Loi MAPTAM

Intervention d’Isabelle WIRTH, conseillère municipale « Villabé choisit le bon sens »
Conseil municipal du 27 novembre 2014

Loi MAPTAM

 
Moderniser l'organisation locale est une vraie priorité. Avec plus de 36 700 communes, 100 départements, des régions, des agglomérations, des syndicats intercommunaux, le "millefeuille" des collectivités locales est devenu illisible.

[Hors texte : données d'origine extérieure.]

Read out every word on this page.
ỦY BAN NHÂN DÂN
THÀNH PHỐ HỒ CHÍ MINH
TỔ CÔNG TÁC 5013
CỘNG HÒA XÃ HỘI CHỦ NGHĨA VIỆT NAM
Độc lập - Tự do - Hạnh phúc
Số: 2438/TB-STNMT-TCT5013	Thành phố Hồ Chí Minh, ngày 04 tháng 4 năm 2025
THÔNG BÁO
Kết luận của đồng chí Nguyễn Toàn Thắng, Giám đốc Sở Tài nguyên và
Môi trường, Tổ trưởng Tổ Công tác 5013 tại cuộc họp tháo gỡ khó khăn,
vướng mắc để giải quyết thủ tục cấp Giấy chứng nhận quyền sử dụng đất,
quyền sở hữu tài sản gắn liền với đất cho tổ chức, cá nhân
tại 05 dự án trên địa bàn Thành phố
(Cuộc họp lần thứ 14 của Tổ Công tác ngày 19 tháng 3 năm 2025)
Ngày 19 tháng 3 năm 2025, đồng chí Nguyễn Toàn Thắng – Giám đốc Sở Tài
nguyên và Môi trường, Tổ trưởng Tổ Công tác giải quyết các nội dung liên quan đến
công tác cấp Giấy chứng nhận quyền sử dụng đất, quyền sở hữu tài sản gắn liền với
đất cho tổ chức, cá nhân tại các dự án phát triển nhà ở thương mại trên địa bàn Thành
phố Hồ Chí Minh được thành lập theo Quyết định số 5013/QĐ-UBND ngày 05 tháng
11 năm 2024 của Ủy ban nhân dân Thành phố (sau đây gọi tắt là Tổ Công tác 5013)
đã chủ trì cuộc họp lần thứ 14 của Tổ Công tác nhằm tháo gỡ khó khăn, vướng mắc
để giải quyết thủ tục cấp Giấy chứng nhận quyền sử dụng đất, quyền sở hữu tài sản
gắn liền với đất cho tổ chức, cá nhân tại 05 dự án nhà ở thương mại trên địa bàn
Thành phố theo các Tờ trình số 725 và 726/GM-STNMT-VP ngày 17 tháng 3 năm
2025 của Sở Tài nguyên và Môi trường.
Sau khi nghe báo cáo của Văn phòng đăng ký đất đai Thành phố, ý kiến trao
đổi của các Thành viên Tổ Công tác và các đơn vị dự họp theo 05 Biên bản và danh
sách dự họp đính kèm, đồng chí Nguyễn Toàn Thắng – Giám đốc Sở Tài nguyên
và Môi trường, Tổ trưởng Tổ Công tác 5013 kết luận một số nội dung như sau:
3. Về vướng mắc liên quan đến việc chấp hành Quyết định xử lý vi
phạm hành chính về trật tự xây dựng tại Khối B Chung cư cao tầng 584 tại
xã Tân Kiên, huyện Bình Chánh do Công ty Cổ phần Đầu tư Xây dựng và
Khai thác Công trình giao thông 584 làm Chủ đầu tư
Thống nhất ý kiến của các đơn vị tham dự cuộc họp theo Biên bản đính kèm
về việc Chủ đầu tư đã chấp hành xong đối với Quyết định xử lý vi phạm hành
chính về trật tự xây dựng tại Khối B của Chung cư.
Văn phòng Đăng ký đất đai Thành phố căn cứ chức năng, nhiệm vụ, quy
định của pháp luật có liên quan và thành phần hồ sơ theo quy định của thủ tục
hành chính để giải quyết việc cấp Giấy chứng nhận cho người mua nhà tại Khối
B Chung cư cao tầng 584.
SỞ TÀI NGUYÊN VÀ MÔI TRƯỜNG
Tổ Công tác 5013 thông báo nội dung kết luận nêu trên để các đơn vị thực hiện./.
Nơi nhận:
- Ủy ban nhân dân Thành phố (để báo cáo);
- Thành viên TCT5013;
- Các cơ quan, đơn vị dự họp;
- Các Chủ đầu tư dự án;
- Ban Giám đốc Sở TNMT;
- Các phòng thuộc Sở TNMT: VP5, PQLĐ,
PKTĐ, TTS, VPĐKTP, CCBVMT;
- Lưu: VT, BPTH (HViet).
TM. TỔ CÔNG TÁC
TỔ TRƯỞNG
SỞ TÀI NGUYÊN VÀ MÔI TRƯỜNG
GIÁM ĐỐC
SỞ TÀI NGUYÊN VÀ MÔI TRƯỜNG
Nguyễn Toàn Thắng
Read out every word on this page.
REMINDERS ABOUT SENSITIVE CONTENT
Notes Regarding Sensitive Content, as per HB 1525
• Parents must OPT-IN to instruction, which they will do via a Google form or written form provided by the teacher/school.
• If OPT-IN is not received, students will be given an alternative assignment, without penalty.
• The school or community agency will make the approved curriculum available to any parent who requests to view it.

Une réforme est essentielle pour l’avenir de notre pays, et pour l’avenir de chacun d’entre nous.
Néanmoins la loi MAPTAM telle quelle nous est exposée, montre des incohérences et suscite des questions à ce jour sans réponses. Le groupe «  Villabé choisit le Bon Sens » n’a donc pas assez d’éléments pour se positionner. 

Prenons 5 exemples.

Le domaine de la proximité


Il est important que les habitants puissent rencontrer facilement ceux qui prennent les décisions et puissent les alerter directement lorsqu’un dysfonctionnement vient à se manifester. Comment vont se produire ces liens de proximité dans ce gigantesque découpage ?

Le domaine des finances

Ce regroupement est synonyme de partage aussi bien pour les recettes que pour les dettes. Alors que certaines communes s’efforcent de maîtriser les dépenses et le niveau de la dette, d’autres ont fait des choix différents.  Quelles seront les conséquences directes de ce regroupement sur la fiche d’impôt pour les Villabéens ?

Le domaine du Plan local d’urbanisme. (PLU)

La loi MAPTAM opère de profonds bouleversements notamment dans l’exercice de la compétence du Plan local d’urbanisme (PLU). Or, on sait que le PLU encadre les interventions en matière d’urbanisme, oriente et fabrique la ville de demain. Quelles garanties a-t-on que ce regroupement apporte un mieux vivre aux Villabéens?

Le domaine du périmètre concernant les territoires regroupés

On peut s’interroger sur les raisons qui ont poussé le Préfet de Région à faire le choix de regrouper 48 communes soit plus de 500 000 habitants pour ce qui nous concerne, quand la loi MAPTAM (Modernisation de l’Action Publique Territoriale et d’Affirmation des Métropoles) fixe le seuil minimum des nouvelles agglomérations à 200 000 habitants.
Quelles sont les cohérences entre ses 48 communes parfois très différentes ? Comment faire vivre la proximité dans un ensemble qui représente quatre fois la superficie de Paris et où les distances entre les communes iront jusqu’à 50 km ?


Une autre question touchant le périmètre m’étonne. Jusqu’à présent à moins que je ne me trompe, il est très difficile de quitter une agglomération. Alors comment expliquer ce qui va se passer concernant la Communauté d'Agglomération Les Lacs de l'Essonne créée en 2003 et comportant les villes de Viry-Châtillon et Grigny ?  En effet, le préfet de région propose la séparation des communes de Grigny et de Viry-Châtillon.  Grigny viendrait avec nous et Viry-Châtillon intégrerait le secteur allant de Savigny à Yerres. Pourquoi un tel découpage ? Pourquoi ce périmètre a-t-il été arrêté en dehors de toute concertation ?

Le domaine de la représentativité

Le fonctionnement même de telles entités territoriales soulève de nombreuses interrogations.
Si ce découpage était adopté en l'état, cette nouvelle agglomération compterait 90 conseillers communautaires, avec un représentant unique pour chaque commune de moins de 10.000 habitants (ce qui est notre cas).
Quel sera le poids de la commune de Villabé (n’ayant qu’un seul représentant) dans les décisions finales ?

 
Ainsi, devant le déficit de tous ces éléments d’information, mais également par manque d’études d’impacts quant aux conséquences en matière de fiscalité, de transfert de compétences, de ressources humaines concernant la commune de Villabé, le groupe  « Villabé choisit le Bon Sens » s’abstiendra.